Background on the President’s Visit to Michigan Today with President Lee of South Korea

Today, President Obama and President Lee of South Korea will travel to Orion Township, Michigan to tour the GM Assembly plant that produces the new Chevrolet Sonic subcompact.  The Chevrolet Sonic is the first GM-engineered subcompact that GM has built in the United States since a vehicle launched nearly four decades ago, and the only subcompact car currently sold in the U.S. that is built in the U.S.  The Sonic was originally engineered for GM Korea, but is now being assembled in Michigan. Two years ago, during GM’s bankruptcy restructuring, the plant the President will visit in Orion, Michigan was set to be closed down.  The subcompact expertise and joint venture with GM Korea has saved the Orion plant and its 1,750 jobs.

At the beginning of his administration, President Obama made the very tough and unpopular decision to restructure GM and Chrysler – a decision that saved over a million American jobs and revitalized an entire American industry. In the year before GM and Chrysler filed for bankruptcy, the auto industry shed over 400,000 jobs.  Since these companies emerged from their restructurings, the American auto industry has created 128,000 jobs.

This week, Congress passed three trade agreements that the President fought to strengthen for American workers, along with Trade Adjustment Assistance.  These agreements will create tens of thousands of American jobs and level the playing field for American automakers.  The President believed that the 2007 agreement with Korea did not go far enough to provide new market access to U.S. auto companies and to level the playing field for American workers.  So the President worked with President Lee to make a number of important improvements to the U.S.-Korea Trade Agreement including strengthening enforcement and protections from sudden, harmful import surges and eliminating non-tariff barriers that severely restricted access to the South Korean market and raised the cost of producing vehicles for that market.   In addition, the Korea agreement will immediately cut Korean tariffs on U.S. autos in half (from 8 percent to 4 percent) and fully eliminate them within five years.  The Korea trade agreement passed with the support of the Big Three, the UAW, and bipartisan members of Congress.
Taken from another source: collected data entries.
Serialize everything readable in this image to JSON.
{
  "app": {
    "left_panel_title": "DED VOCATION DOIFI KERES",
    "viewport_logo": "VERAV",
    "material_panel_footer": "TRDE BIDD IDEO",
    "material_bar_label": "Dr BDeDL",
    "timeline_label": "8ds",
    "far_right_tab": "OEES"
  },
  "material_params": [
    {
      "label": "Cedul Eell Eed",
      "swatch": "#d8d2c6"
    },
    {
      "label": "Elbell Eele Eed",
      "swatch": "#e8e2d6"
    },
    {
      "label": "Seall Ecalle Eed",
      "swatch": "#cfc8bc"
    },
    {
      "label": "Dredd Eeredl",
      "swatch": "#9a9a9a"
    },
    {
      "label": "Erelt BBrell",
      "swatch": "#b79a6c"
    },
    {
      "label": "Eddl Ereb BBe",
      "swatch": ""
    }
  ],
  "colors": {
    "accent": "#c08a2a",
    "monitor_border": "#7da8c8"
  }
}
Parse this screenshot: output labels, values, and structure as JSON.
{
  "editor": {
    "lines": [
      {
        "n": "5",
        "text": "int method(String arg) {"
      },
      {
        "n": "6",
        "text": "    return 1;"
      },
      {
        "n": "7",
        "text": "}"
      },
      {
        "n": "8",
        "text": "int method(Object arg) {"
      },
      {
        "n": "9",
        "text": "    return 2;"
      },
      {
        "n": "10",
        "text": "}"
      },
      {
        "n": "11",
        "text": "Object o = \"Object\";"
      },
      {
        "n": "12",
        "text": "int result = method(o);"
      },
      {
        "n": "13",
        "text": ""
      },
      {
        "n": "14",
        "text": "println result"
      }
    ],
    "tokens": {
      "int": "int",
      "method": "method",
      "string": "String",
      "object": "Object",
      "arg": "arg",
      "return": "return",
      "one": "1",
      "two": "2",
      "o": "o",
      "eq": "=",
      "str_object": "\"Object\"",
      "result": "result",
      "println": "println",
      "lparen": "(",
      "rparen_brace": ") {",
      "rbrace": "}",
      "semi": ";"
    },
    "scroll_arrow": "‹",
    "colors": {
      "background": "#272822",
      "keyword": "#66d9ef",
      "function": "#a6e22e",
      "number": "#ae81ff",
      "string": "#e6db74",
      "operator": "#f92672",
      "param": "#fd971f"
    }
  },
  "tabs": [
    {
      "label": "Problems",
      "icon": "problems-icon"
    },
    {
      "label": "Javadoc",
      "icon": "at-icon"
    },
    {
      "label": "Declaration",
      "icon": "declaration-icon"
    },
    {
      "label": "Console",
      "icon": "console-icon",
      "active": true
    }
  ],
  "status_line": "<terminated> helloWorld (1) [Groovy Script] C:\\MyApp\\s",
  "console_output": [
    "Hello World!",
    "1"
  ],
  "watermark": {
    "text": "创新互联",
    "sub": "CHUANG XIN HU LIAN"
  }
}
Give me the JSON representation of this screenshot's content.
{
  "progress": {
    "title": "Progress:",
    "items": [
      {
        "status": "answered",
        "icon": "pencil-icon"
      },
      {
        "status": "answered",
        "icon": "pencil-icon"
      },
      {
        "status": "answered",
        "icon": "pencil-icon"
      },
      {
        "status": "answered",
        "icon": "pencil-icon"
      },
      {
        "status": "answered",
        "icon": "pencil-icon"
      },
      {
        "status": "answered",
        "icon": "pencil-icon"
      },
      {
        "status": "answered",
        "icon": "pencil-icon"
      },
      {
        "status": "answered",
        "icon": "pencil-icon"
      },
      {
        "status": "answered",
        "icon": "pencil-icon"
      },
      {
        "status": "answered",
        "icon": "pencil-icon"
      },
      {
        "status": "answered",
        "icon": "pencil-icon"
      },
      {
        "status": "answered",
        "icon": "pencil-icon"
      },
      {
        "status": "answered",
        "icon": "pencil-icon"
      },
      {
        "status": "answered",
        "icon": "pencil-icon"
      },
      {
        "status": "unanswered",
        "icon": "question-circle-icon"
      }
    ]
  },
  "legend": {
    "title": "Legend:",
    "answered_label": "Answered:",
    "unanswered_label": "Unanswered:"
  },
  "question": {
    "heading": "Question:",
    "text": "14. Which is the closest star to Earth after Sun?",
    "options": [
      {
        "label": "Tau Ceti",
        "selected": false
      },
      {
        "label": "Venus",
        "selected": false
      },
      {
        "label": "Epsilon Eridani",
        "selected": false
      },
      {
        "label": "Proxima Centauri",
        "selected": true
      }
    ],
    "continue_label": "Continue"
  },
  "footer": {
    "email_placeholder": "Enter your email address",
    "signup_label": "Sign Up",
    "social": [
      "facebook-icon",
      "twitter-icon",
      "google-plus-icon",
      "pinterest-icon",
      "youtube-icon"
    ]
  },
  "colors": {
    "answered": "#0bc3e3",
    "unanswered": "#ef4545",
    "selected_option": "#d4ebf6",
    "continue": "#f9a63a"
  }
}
The Sonic enterprise shows not just how the President’s decision to save the American auto industry is keeping plants open across the Midwest, it also illustrates how U.S.-Korea economic ties work for American workers.  That’s what the Korea trade agreement does on a larger scale.  The U.S.-Korea economic relationship is not just about exporting goods and services to Korea, it is about Korea investing in U.S. manufacturing.  For example, LG Chem is making lithium ion batteries in Holland, Hyundai Mobis is building suspension modules in Detroit, and Mando is building a new R&D center for brake and steering systems in Novi.